CC100 Lecture Notes - Lecture 7: Gunnar Myrdal, Oscar Lewis, Social Disorganization Theory
Document Summary
Social stratification: unequal distribution of wealth, power, and prestige. Social class: people who have similar wealth, values, attitudes, and lifestyle. Reduced poverty among the elderly: access to healthcare, pensions, social security. Effects: baron: occupational strain solved by crime, bolland: hopelessness increases violence, substance use, sexual behaviour, and accidental injury. Lower class: problems of housing, lack of healthcare, family breakups, underemployment, high levels of dropping out, teenage pregnancy. Oscar lewis (1966): the culture of poverty: apathy, cynicism, mistrust of social institutions, cause/effect of poverty, transmitted from generation to generation, self-defeating.
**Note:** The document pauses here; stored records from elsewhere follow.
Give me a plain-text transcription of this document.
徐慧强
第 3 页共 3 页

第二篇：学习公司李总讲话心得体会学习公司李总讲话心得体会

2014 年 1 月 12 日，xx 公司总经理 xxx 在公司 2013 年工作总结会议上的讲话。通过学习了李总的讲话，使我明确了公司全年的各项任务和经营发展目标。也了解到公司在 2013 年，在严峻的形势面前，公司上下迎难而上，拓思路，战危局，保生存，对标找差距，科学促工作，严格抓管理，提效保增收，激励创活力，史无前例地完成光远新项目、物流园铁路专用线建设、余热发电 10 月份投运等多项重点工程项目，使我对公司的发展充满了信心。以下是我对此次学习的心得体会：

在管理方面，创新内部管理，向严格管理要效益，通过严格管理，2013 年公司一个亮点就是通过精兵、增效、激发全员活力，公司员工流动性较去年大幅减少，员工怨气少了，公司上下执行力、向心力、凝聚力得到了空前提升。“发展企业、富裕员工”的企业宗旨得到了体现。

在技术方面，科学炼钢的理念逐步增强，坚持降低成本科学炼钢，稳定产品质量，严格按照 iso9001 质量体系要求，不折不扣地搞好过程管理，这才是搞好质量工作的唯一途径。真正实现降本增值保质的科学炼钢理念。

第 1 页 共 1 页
Structural: weak link between economic conditions and crime rates, high unemployment rates do not necessarily result in higher crime. Individual: convicted offenders are likely to have poor work records and high levels of unemployment. Characteristics of disorganization: transient population (high turnover, mixed-use neighbourhood (e. g. , residential and commercial side-by-side, lack essential services, high unemployment, single-parent families, dependence on social assistance, substandard housing. Social institutions: have broken down, lack authority to control behaviour.